8. The method according to claim 1, wherein predicting failure of the first resource comprises predicting resource failure in response to recognition of at least one predetermined event.

9. The method according to claim 1, wherein persisting the state of the service comprises check pointing the service to capture a snapshot of the state of the service.

10. The method according to claim 9, wherein restoring the service at the second resource using the persisted state comprises using an image of the check pointed state of the service to restore the service.

11. The method according to claim 1, wherein persisting the state of the service comprises check pointing the state of a container in which the service is running, and wherein the service is provided by a containerized application.

12. The method according to claim 1, wherein restoring the service at the second resource comprises first selecting the second resource from a plurality of available resources according to one or more predetermined criteria.

13. The method according to claim 1, further comprising using the distributed control system to control an industrial plant to carry out an industrial process following restoration of the service at the second resource.
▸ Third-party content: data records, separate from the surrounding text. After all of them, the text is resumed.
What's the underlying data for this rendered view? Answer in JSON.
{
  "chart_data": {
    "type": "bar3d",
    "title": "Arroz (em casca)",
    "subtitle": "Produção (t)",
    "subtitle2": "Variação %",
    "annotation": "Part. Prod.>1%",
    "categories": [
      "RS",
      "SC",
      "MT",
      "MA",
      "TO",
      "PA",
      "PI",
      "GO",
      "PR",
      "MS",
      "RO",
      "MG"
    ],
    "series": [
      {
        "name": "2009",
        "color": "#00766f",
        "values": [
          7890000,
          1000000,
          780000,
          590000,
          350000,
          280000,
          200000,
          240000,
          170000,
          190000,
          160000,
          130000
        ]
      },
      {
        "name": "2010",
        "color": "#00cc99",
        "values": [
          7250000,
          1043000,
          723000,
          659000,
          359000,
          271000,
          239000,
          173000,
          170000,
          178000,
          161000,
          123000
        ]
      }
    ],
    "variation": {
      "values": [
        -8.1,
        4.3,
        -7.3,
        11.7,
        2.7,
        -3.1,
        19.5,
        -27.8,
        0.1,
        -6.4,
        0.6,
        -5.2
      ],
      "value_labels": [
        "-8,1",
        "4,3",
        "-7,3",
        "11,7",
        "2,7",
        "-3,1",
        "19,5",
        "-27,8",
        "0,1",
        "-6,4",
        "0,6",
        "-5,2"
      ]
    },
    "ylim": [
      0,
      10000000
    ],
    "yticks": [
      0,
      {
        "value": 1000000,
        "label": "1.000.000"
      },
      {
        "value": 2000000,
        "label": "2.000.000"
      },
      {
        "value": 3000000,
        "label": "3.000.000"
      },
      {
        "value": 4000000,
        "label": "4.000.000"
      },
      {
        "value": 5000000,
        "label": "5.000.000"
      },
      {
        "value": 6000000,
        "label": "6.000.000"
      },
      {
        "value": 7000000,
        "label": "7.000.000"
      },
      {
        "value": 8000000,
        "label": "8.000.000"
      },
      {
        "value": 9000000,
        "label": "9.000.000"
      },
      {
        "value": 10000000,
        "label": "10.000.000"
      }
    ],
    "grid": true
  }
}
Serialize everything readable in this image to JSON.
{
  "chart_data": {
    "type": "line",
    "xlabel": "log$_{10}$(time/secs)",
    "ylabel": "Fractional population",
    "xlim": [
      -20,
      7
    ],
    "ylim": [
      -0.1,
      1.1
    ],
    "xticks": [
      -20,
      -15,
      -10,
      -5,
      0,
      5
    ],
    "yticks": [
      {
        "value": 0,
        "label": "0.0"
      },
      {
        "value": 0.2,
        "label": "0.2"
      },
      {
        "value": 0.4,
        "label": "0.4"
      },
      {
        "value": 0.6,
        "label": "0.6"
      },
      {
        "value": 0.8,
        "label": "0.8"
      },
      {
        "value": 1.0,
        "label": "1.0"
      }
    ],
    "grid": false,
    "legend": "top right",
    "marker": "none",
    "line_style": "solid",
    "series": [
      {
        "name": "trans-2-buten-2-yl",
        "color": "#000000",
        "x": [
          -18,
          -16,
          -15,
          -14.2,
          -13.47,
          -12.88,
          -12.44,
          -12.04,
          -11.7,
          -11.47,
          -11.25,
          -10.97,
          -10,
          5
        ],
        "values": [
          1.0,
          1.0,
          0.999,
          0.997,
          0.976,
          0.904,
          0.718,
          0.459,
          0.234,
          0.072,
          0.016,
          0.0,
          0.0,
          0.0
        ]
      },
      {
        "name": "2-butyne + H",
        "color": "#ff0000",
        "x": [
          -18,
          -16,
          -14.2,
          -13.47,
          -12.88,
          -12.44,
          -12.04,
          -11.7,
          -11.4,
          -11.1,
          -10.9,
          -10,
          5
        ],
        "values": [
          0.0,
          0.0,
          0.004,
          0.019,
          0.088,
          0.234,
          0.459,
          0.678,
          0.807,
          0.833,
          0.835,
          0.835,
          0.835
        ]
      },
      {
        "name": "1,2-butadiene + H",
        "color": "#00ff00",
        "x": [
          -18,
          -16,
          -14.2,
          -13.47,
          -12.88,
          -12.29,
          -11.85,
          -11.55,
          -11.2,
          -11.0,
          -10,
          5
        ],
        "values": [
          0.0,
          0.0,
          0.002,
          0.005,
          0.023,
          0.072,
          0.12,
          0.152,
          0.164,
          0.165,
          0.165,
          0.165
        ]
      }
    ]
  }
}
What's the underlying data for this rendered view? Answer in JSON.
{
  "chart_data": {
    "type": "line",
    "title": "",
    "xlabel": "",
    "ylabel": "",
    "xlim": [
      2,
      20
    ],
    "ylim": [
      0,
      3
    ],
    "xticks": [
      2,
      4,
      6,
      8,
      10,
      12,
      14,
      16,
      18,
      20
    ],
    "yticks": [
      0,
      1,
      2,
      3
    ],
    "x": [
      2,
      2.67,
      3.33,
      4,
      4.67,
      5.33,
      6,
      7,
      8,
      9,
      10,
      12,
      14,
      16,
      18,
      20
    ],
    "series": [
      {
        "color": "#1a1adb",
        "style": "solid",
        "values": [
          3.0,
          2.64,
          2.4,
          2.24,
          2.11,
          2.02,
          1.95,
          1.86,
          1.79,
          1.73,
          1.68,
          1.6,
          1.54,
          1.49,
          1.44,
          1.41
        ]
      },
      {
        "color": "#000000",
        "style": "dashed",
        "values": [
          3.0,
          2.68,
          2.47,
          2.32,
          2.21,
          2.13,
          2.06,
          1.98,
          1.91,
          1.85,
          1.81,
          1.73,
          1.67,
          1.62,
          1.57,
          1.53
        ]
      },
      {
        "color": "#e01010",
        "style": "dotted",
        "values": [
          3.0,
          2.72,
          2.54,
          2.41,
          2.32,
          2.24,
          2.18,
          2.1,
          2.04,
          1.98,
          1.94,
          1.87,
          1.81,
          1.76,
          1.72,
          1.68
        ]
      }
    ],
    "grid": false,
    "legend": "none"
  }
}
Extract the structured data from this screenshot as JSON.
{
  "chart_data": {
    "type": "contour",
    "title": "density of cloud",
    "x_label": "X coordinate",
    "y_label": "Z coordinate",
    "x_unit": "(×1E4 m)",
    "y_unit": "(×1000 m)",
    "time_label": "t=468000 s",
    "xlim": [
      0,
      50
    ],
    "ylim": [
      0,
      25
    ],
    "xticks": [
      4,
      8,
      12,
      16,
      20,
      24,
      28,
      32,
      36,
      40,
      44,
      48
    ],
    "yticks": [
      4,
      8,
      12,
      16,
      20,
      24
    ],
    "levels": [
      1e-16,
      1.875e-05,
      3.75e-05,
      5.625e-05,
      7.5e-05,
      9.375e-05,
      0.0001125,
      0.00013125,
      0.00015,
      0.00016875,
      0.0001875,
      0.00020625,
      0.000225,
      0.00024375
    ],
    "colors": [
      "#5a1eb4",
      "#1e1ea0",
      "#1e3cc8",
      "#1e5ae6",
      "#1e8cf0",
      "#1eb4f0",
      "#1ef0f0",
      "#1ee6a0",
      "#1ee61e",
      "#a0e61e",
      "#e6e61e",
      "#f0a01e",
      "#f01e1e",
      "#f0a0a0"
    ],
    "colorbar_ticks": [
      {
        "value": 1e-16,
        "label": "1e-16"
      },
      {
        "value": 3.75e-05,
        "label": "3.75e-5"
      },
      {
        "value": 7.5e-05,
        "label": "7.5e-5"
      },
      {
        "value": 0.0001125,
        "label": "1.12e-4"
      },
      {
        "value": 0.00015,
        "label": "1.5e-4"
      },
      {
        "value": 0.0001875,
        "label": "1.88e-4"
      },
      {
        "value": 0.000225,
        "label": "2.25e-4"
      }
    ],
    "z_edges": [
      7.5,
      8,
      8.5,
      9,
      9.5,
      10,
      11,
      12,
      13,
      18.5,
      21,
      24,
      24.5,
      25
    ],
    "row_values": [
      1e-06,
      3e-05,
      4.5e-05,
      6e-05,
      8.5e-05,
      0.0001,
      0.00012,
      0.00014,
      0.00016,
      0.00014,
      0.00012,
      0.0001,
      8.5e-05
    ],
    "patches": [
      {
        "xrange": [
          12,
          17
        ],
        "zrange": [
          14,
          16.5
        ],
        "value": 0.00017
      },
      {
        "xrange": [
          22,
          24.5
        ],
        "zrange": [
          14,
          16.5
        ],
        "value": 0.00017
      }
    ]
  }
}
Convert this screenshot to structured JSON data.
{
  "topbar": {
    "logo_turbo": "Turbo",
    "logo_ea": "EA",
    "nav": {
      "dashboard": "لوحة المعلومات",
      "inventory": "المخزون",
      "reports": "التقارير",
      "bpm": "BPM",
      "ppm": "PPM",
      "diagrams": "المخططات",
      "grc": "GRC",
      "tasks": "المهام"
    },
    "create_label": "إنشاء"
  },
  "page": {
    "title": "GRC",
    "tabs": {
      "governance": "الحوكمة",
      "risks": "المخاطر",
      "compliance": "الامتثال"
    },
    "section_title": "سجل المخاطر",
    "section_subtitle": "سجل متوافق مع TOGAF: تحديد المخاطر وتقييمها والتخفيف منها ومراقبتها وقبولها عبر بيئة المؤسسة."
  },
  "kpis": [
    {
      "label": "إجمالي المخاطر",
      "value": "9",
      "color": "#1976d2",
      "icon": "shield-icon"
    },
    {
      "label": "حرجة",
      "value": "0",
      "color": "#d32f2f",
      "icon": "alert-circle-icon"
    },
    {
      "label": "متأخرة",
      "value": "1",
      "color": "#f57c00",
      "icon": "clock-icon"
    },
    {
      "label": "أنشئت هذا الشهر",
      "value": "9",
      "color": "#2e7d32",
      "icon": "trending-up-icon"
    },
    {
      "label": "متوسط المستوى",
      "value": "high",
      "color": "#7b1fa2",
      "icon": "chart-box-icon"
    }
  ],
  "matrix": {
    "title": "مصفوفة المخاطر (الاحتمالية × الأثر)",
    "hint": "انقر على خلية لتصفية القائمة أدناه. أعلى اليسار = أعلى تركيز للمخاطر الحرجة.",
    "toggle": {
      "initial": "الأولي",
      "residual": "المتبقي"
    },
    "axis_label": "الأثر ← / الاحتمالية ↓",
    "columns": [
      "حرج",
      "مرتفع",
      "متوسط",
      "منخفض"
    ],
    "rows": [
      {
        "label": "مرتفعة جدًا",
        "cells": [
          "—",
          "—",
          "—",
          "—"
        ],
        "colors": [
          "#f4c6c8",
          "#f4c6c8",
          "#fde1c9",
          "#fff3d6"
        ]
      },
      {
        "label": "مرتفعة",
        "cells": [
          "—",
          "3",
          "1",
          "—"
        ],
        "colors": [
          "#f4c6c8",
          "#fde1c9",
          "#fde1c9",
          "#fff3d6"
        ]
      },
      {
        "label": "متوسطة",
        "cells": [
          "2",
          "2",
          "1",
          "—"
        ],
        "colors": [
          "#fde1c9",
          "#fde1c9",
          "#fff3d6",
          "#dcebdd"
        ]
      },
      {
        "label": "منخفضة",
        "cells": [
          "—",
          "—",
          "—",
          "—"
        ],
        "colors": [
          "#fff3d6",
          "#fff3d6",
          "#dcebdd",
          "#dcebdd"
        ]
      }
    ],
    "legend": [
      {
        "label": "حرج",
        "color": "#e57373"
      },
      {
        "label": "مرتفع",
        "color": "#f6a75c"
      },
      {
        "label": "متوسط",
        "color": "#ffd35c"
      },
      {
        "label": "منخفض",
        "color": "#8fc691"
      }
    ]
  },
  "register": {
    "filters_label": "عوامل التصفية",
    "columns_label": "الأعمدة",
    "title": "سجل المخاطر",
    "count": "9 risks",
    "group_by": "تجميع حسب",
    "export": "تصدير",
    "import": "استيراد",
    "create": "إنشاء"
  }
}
14. A resource failure mitigation system, comprising:

a control plane node that includes a failure predictor and an operator, the operator including a check point/restore workflow; and

a plurality of worker nodes associated with the control plane node;

wherein the control plane node is further associated with a client and is configured to: predict failure of a first resource from the plurality of worker nodes executing a service, persist a state of the service; and restore the service at a second resource from the plurality of worker nodes using the persisted state.

15. The system according to claim 14, wherein predicting failure of the first resource comprises predicting resource failure based on diagnostic data.

16. The system according to claim 15, wherein the diagnostic data comprises monitoring data relating to one or more performance metrics of the resource.

17. The system according to claim 15, wherein the diagnostic data comprises log data generated by one or more diagnostic tools.

18. The system according to claim 15, wherein the diagnostic data comprises event data relating to one or more events generated by the distributed control system.

19. The system according to claim 14, wherein predicting failure of the first resource comprises predicting resource failure in response to at least one performance metric passing a predetermined threshold.

20. The system according to claim 14, wherein predicting failure of the first resource comprises predicting resource failure in response to log data indicating violation of at least one predetermined rule.